Examinados os argumentos do Itamaraty, fica cristalina a exortação à paz e ao entendimento, por mais utópico que isso possa parecer. Se conforme a proposta de Tel Aviv a solução da questão residiria na fórmula "dois povos, dois Estados", o suporte que a comunidade internacional deva fornecer à Palestina e a Ramallah, sua capital, é primordial. Não haverá negociação minimamente razoável entre partes brutalmente desiguais. E a Palestina, dilacerada pela ocupação de seu território, por seus dilemas fraticidas e por seu fanatismo religioso, jamais poderá negociar "dois Estados" em condições de igualdade. Não há dignidade na miséria.

No plano jurídico, a ação brasileira pouco traz de novo, pois a Palestina já era sujeito de direito, ou como Estado soberano para os que a reconheciam, ou como nação insurgente para os demais. Vale lembrar que como nação insurgente, a autoridade palestina foi reconhecida de forma tácita até pelos Estados Unidos e por Israel, a ponto de firmar tratados, como os Acordos de Camp David, ou de ter seu líder histórico Arafat a pronunciar-se no púlpito mor das Nações Unidas.
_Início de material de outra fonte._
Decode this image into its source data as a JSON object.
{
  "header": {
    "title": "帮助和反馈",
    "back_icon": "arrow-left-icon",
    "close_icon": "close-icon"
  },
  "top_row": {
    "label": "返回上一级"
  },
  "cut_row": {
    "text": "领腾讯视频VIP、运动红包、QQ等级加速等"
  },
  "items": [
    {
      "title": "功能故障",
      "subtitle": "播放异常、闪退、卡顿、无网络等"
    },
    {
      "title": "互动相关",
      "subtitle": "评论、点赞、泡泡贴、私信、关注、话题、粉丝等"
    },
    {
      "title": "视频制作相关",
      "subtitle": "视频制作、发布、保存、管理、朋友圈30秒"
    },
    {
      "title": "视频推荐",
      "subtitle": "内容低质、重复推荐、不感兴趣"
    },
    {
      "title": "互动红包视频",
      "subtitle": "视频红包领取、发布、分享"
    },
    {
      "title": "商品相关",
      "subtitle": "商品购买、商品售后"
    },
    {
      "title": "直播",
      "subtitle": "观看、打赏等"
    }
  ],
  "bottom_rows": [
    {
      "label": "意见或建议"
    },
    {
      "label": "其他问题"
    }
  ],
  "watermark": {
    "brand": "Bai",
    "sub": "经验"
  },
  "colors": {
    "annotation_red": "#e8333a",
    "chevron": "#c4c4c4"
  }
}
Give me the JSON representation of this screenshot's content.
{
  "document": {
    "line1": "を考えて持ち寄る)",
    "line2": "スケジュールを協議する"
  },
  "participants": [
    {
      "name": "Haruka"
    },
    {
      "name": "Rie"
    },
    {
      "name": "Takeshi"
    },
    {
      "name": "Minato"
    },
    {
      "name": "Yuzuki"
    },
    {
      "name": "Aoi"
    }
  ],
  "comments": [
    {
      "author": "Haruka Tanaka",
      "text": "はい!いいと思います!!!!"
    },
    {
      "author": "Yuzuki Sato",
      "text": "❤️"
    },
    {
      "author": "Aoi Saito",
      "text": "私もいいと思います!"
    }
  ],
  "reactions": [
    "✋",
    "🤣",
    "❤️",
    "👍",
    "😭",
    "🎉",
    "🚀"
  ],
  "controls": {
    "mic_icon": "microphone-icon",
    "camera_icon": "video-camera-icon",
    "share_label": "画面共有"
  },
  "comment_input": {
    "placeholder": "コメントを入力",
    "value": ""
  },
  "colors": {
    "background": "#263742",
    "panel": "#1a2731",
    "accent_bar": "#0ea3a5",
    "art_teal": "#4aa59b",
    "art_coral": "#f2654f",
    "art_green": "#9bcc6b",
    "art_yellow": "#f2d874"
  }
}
No plano político, a posição brasileira de também condenar o terrorismo, o que é inaceitável para um Estado que deseja negociar com seus vizinhos, reflete atitude equilibrada e sem parcialidade. Assim como os demais Bric’s – Rússia, Índia e China –, o Brasil formaliza a Palestina como sujeito de direitos, mas também com responsabilidades perante a ordem internacional. E da mesma forma como os Bric’s conservam boas relações com Israel, espera-se que os laços entre Brasília e Tel Aviv permaneçam incólumes, densificados pelo recente tratado de livre comércio com o Mercosul.
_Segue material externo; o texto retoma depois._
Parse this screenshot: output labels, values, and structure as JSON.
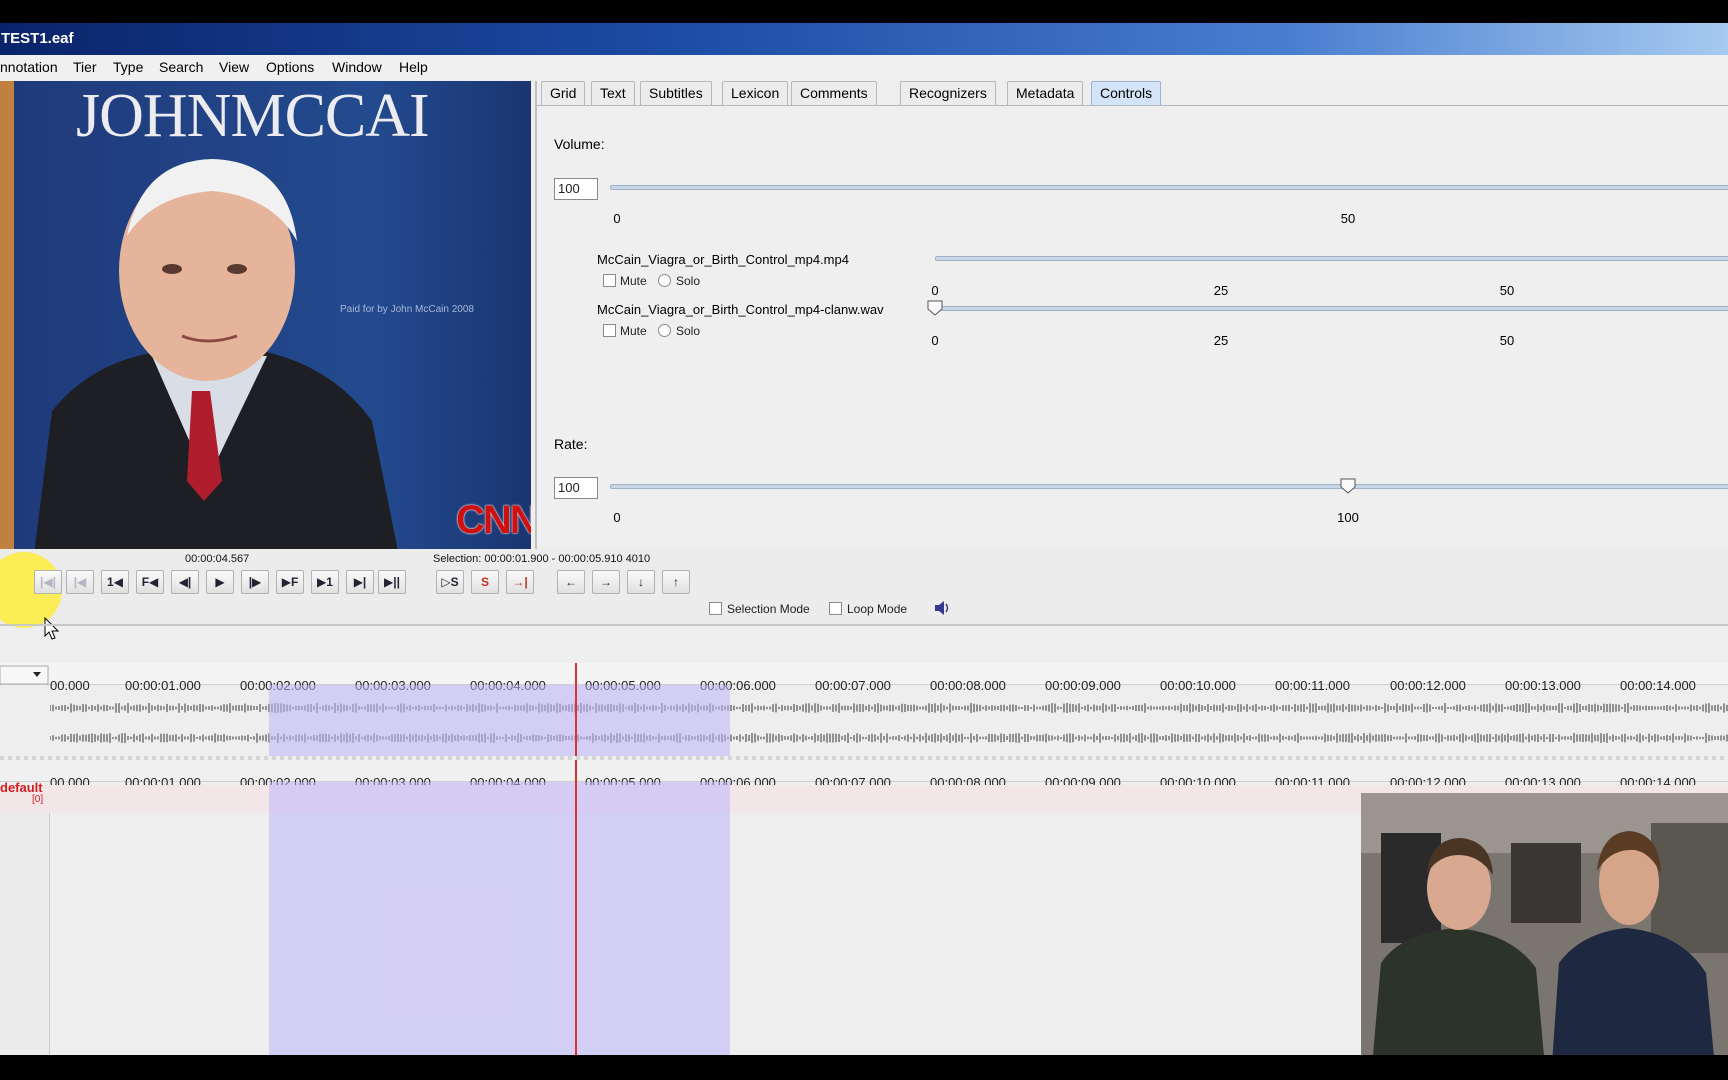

Se o primeiro ministro islaelense Benjamin Netanyahu foi drástico ao comentar o ato brasileiro, resta a certeza de que governos passam e nações ficam, assim como a amizade que dedicamos ao povo israelense, desde a criação de seu Estado. Em 1948 era Israel, impactada pelo espectro do holocausto, a nação debilíssima a ser ajudada, em busca de território e de reconhecimento. Nessa ocasião, com o mesmo sentido de Justiça que agora utiliza para os palestinos, o Brasil apoiou firmemente a crição do Estado de Israel, sob os escombros da Europa e contra o poderio ameaçador do imperialismo soviético. Hoje, mais que o antológico discurso de Oswaldo Aranha proferido na ONU em favor de Israel, é a tradição diplomática e o protagonismo de conciliação que dá indenidade à posição brasileira. Não contra os judeus, ou para irritar a Casa Branca, mas a favor de uma nova chance à paz.

Jorge Fontoura, doutor em Direito Internacional, é professor titular do Instituto Rio Branco e presidente do Tribunal Permanente do Mercosul.